Dall'altro ieri non ho più smesso di vedere ciò che mi ha impressionato, come alla luce di un lampo, del racconto del colonnello: le lame dei dragoni che si abbattono sui polsi e li recidono; gli occhi stralunati dei nuotatori, bianchi in faccia, la cui bocca aperta in un supremo grido non è altro che un buco nero; i corpi, le teste che spariscono sotto le onde, sulle quali, un istante, si agitano dei moncherini scarlatti; le acque del fiume, nel freddo pallore del crepuscolo, arrossate come dai raggi di un sole invisibile; e giacenti sulla proda, chiuse, aperte, oppure aggrappate ai rami, artigliate nell'erba, disperate e smorte, con frange di carni sminuzzate e grumi di sangue, delle mani, delle mani...
Ah! era una gran bella storia, di sicuro! E ho obbligato Gabarrot a ripetermela tre volte.
 
E oggi, mi informano che il colonnello sta per morire. Con mio padre e mia madre vado a fargli l'ultima visita. È seduto davanti al fuoco nella sua grande poltrona, con una coperta sulle ginocchia; non ha voluto coricarsi, dicendo che non è malato a tal punto. Lo guardo attentamente per vedere che faccia hanno gli uomini che stanno per morire. La loro faccia non ha nulla di straordinario; è pallida e stanca, semplicemente. Sembra anche che abbiano grandi difficoltà nel parlare. Nonostante le esortazioni di mia madre, prego Gabarrot di ripetermi ancora una volta il racconto dell'altro ieri. Comincia, con una voce impastata e fessa; ma un accesso di tosse lo interrompe quasi subito. Mia madre gli si affanna intorno, e mio padre mi prende la mano, per condurmi fuori dalla stanza. Ma, arrivati alla soglia, sento la voce del colonnello, bassissima, ma imperiosa, che mi chiama indietro. — Jean!

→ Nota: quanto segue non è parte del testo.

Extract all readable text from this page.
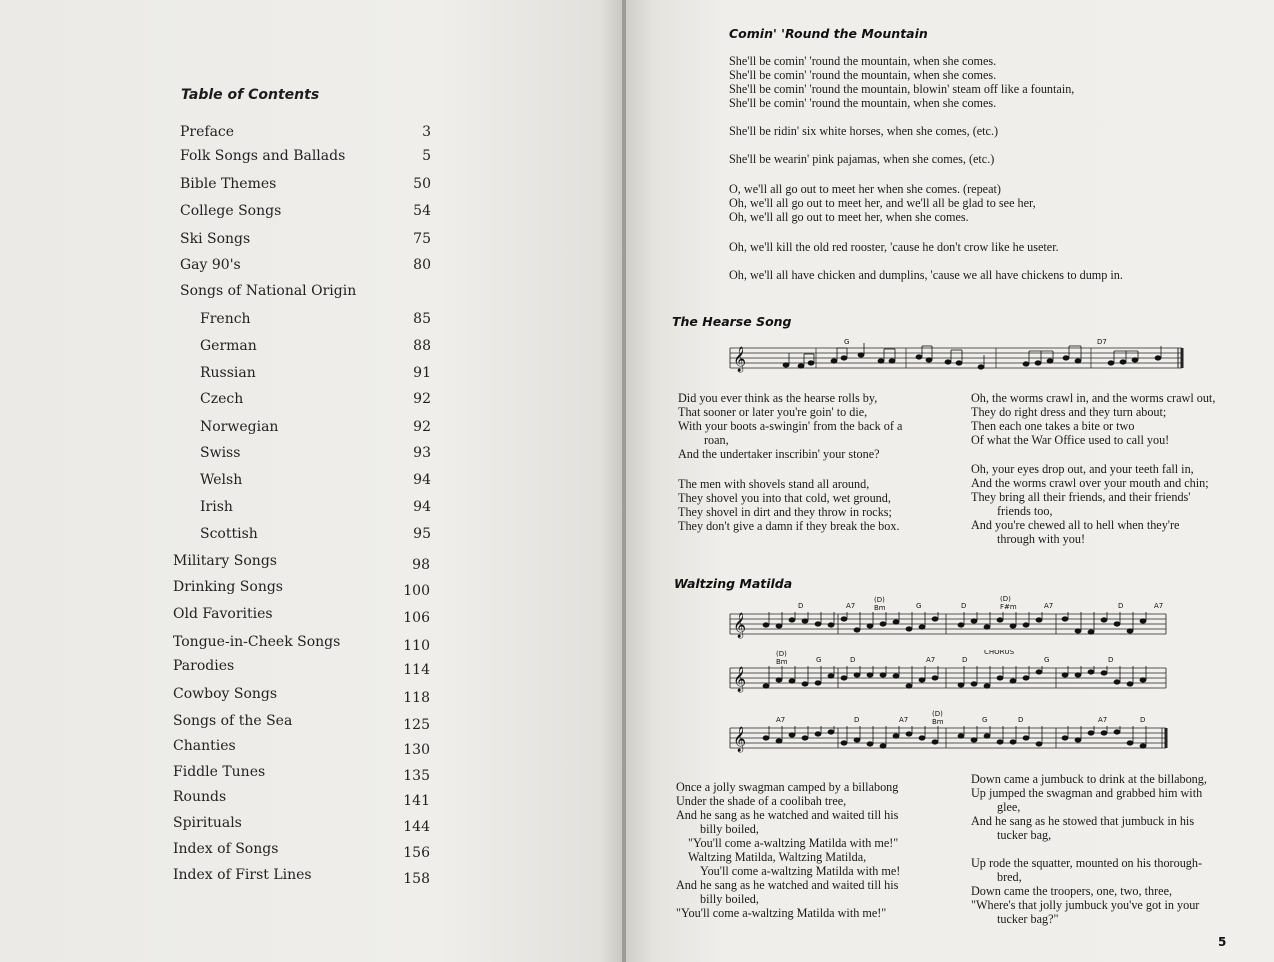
Table of Contents
Preface	3
Folk Songs and Ballads	5
Bible Themes	50
College Songs	54
Ski Songs	75
Gay 90's	80
Songs of National Origin
French	85
German	88
Russian	91
Czech	92
Norwegian	92
Swiss	93
Welsh	94
Irish	94
Scottish	95
Military Songs	98
Drinking Songs	100
Old Favorities	106
Tongue-in-Cheek Songs	110
Parodies	114
Cowboy Songs	118
Songs of the Sea	125
Chanties	130
Fiddle Tunes	135
Rounds	141
Spirituals	144
Index of Songs	156
Index of First Lines	158
Comin' 'Round the Mountain
She'll be comin' 'round the mountain, when she comes.
She'll be comin' 'round the mountain, when she comes.
She'll be comin' 'round the mountain, blowin' steam off like a fountain,
She'll be comin' 'round the mountain, when she comes.
She'll be ridin' six white horses, when she comes, (etc.)
She'll be wearin' pink pajamas, when she comes, (etc.)
O, we'll all go out to meet her when she comes. (repeat)
Oh, we'll all go out to meet her, and we'll all be glad to see her,
Oh, we'll all go out to meet her, when she comes.
Oh, we'll kill the old red rooster, 'cause he don't crow like he useter.
Oh, we'll all have chicken and dumplins, 'cause we all have chickens to dump in.
The Hearse Song
𝄞
G	D7
Did you ever think as the hearse rolls by,
That sooner or later you're goin' to die,
With your boots a-swingin' from the back of a
roan,
And the undertaker inscribin' your stone?
The men with shovels stand all around,
They shovel you into that cold, wet ground,
They shovel in dirt and they throw in rocks;
They don't give a damn if they break the box.
Oh, the worms crawl in, and the worms crawl out,
They do right dress and they turn about;
Then each one takes a bite or two
Of what the War Office used to call you!
Oh, your eyes drop out, and your teeth fall in,
And the worms crawl over your mouth and chin;
They bring all their friends, and their friends'
friends too,
And you're chewed all to hell when they're
through with you!
Waltzing Matilda
𝄞
D	A7
(D)
Bm	G	D
(D)
F#m	A7	D	A7
𝄞
(D)
Bm	G	D	A7	D
CHORUS
G	D
𝄞
A7	D	A7
(D)
Bm	G	D	A7	D
Once a jolly swagman camped by a billabong
Under the shade of a coolibah tree,
And he sang as he watched and waited till his
billy boiled,
"You'll come a-waltzing Matilda with me!"
Waltzing Matilda, Waltzing Matilda,
You'll come a-waltzing Matilda with me!
And he sang as he watched and waited till his
billy boiled,
"You'll come a-waltzing Matilda with me!"
Down came a jumbuck to drink at the billabong,
Up jumped the swagman and grabbed him with
glee,
And he sang as he stowed that jumbuck in his
tucker bag,
Up rode the squatter, mounted on his thorough-
bred,
Down came the troopers, one, two, three,
"Where's that jolly jumbuck you've got in your
tucker bag?"
5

Mi giro. È seduto, col busto retto, gli occhi spalancati e brillanti, il braccio destro alzato come per un tremendo tendente; e in cima a quel braccio mi par di vedere una lama che cala, segando, su un polso teso.
— Jean!... Noi... tagliavamo... le... mani... 
Il colonnello si accascia nella poltrona, e la testa si rovescia sullo schienale.